A classic, home-grown Trinidadian cocktail, the Queen’s Park Swizzle traces its roots back to The Queen’s Park Hotel in Port-of-Spain. They first started pouring ‘em in the 1920′s, making this, arguably, the world’s oldest rum swizzle cocktail.
I first learned about Queen’s Park Swizzles on RumDood.com, one of my favorite websites for all things rum and cocktalia. At first glance at the recipe, I was immediately smitten as this particular drink espouses three of my favorite cocktail characteristics.
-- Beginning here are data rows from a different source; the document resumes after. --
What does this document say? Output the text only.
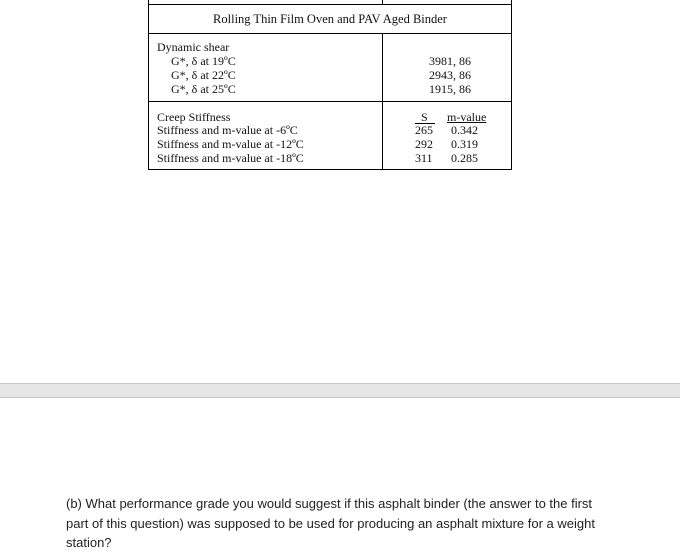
Rolling Thin Film Oven and PAV Aged Binder
Dynamic shear
G*, δ at 19ºC
G*, δ at 22ºC
G*, δ at 25ºC
3981, 86
2943, 86
1915, 86
Creep Stiffness
Stiffness and m-value at -6ºC
Stiffness and m-value at -12ºC
Stiffness and m-value at -18ºC
S m-value
265
292
311
0.342
0.319
0.285
(b) What performance grade you would suggest if this asphalt binder (the answer to the first
part of this question) was supposed to be used for producing an asphalt mixture for a weight
station?
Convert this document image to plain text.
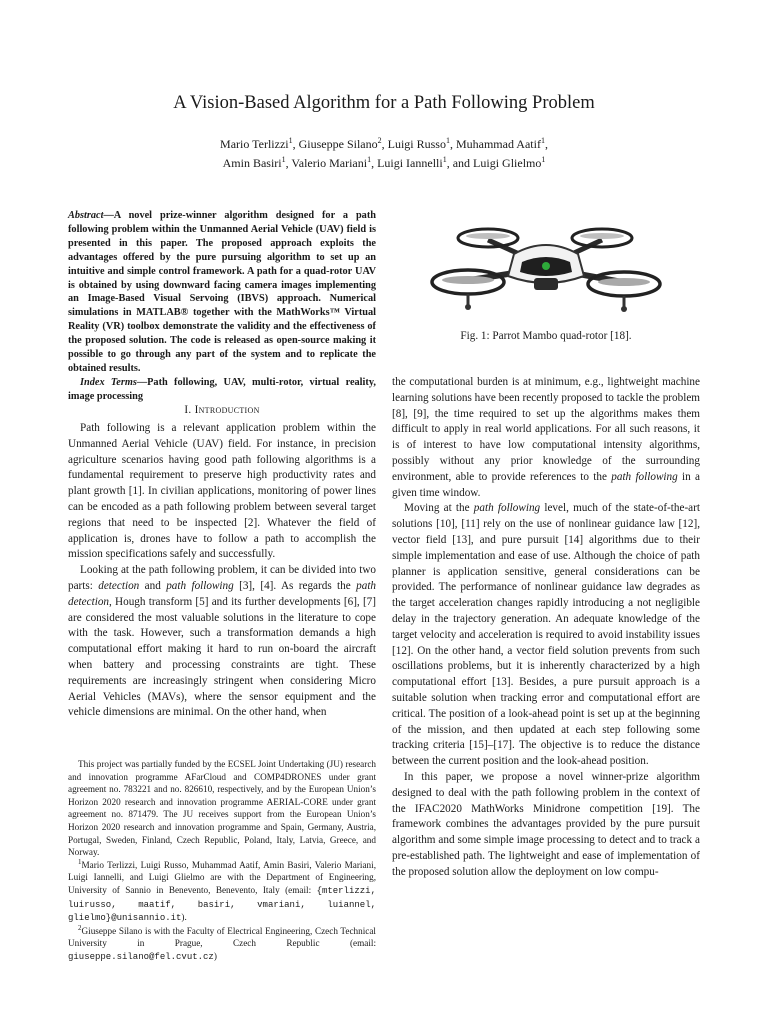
A Vision-Based Algorithm for a Path Following Problem
Mario Terlizzi$^1$, Giuseppe Silano$^2$, Luigi Russo$^1$, Muhammad Aatif$^1$,
Amin Basiri$^1$, Valerio Mariani$^1$, Luigi Iannelli$^1$, and Luigi Glielmo$^1$

Abstract—A novel prize-winner algorithm designed for a path following problem within the Unmanned Aerial Vehicle (UAV) field is presented in this paper. The proposed approach exploits the advantages offered by the pure pursuing algorithm to set up an intuitive and simple control framework. A path for a quad-rotor UAV is obtained by using downward facing camera images implementing an Image-Based Visual Servoing (IBVS) approach. Numerical simulations in MATLAB® together with the MathWorks™ Virtual Reality (VR) toolbox demonstrate the validity and the effectiveness of the proposed solution. The code is released as open-source making it possible to go through any part of the system and to replicate the obtained results.

Index Terms—Path following, UAV, multi-rotor, virtual reality, image processing

I. Introduction

Path following is a relevant application problem within the Unmanned Aerial Vehicle (UAV) field. For instance, in precision agriculture scenarios having good path following algorithms is a fundamental requirement to preserve high productivity rates and plant growth [1]. In civilian applications, monitoring of power lines can be encoded as a path following problem between several target regions that need to be inspected [2]. Whatever the field of application is, drones have to follow a path to accomplish the mission specifications safely and successfully.

Looking at the path following problem, it can be divided into two parts: detection and path following [3], [4]. As regards the path detection, Hough transform [5] and its further developments [6], [7] are considered the most valuable solutions in the literature to cope with the task. However, such a transformation demands a high computational effort making it hard to run on-board the aircraft when battery and processing constraints are tight. These requirements are increasingly stringent when considering Micro Aerial Vehicles (MAVs), where the sensor equipment and the vehicle dimensions are minimal. On the other hand, when

This project was partially funded by the ECSEL Joint Undertaking (JU) research and innovation programme AFarCloud and COMP4DRONES under grant agreement no. 783221 and no. 826610, respectively, and by the European Union’s Horizon 2020 research and innovation programme AERIAL-CORE under grant agreement no. 871479. The JU receives support from the European Union’s Horizon 2020 research and innovation programme and Spain, Germany, Austria, Portugal, Sweden, Finland, Czech Republic, Poland, Italy, Latvia, Greece, and Norway.

$^1$Mario Terlizzi, Luigi Russo, Muhammad Aatif, Amin Basiri, Valerio Mariani, Luigi Iannelli, and Luigi Glielmo are with the Department of Engineering, University of Sannio in Benevento, Benevento, Italy (email: {mterlizzi, luirusso, maatif, basiri, vmariani, luiannel, glielmo}@unisannio.it).

$^2$Giuseppe Silano is with the Faculty of Electrical Engineering, Czech Technical University in Prague, Czech Republic (email: giuseppe.silano@fel.cvut.cz)

Fig. 1: Parrot Mambo quad-rotor [18].

the computational burden is at minimum, e.g., lightweight machine learning solutions have been recently proposed to tackle the problem [8], [9], the time required to set up the algorithms makes them difficult to apply in real world applications. For all such reasons, it is of interest to have low computational intensity algorithms, possibly without any prior knowledge of the surrounding environment, able to provide references to the path following in a given time window.

Moving at the path following level, much of the state-of-the-art solutions [10], [11] rely on the use of nonlinear guidance law [12], vector field [13], and pure pursuit [14] algorithms due to their simple implementation and ease of use. Although the choice of path planner is application sensitive, general considerations can be provided. The performance of nonlinear guidance law degrades as the target acceleration changes rapidly introducing a not negligible delay in the trajectory generation. An adequate knowledge of the target velocity and acceleration is required to avoid instability issues [12]. On the other hand, a vector field solution prevents from such oscillations problems, but it is inherently characterized by a high computational effort [13]. Besides, a pure pursuit approach is a suitable solution when tracking error and computational effort are critical. The position of a look-ahead point is set up at the beginning of the mission, and then updated at each step following some tracking criteria [15]–[17]. The objective is to reduce the distance between the current position and the look-ahead position.

In this paper, we propose a novel winner-prize algorithm designed to deal with the path following problem in the context of the IFAC2020 MathWorks Minidrone competition [19]. The framework combines the advantages provided by the pure pursuit algorithm and some simple image processing to detect and to track a pre-established path. The lightweight and ease of implementation of the proposed solution allow the deployment on low compu-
Number one, it’s simple. Only five ingredients are needed, so it’s hard to screw this up.
- 3oz Angostura 7
- .75oz Lime Juice
- .5oz Simple Syrup
- Angostura Bitters
- Fresh Mint
Number two, it calls for rum, which as you know, I sorta, kinda love. Traditionally, one of the famed Demerara rums from Guyana are employed, though we’re changing things up a bit and using Angostura 7, ensuring that our Queen’s Park Swizzles are Trini to de bone!
Last, but not least, you need to swizzle it to make it right. To do so requires the most uniquely authentic of West Indian bar tools, the bois le le, which we first told you about here. We’re also the only place you can buy ‘em online (that we know about). As of this writing, there are only five left in-stock, so if you want one, you better get your order in now!
Why is the bois le le an absolute necessity for making a quintessential Queen’s Park Swizzle, or any swizzle drink for that matter? RumDood runs it down in detail here, but in general, you just can’t replicate the unique type of blending you get using a bois le le. Also, nothing frosts your glass quite like these special sticks, something we can all appreciate as summer swelters on. Just try making a swizzle with a spoon, then try it with a bois le le and you’ll see the difference.
Here’s the recipe…
Combine your rum, lime juice and simple syrup in a tall glass. Add crushed ice and start swizzlin’. Top it off with three big dashes of Angostura Bitters and a sprig of mint.
The Queen’s Park Swizzle is infectiously refreshing, pretty strong and sweet, though I must confess that the flavor is much improved with El Dorado 15. If you can get your hands on some Angostura 1824, that will no doubt prove a better option than the Angostura 7 for keeping your Queen’s Park Swizzle 100% Trini.
No matter how you enjoy it, though, the Queen’s Park Swizzle is a great way to toast a truly great nation near and dear to our hearts.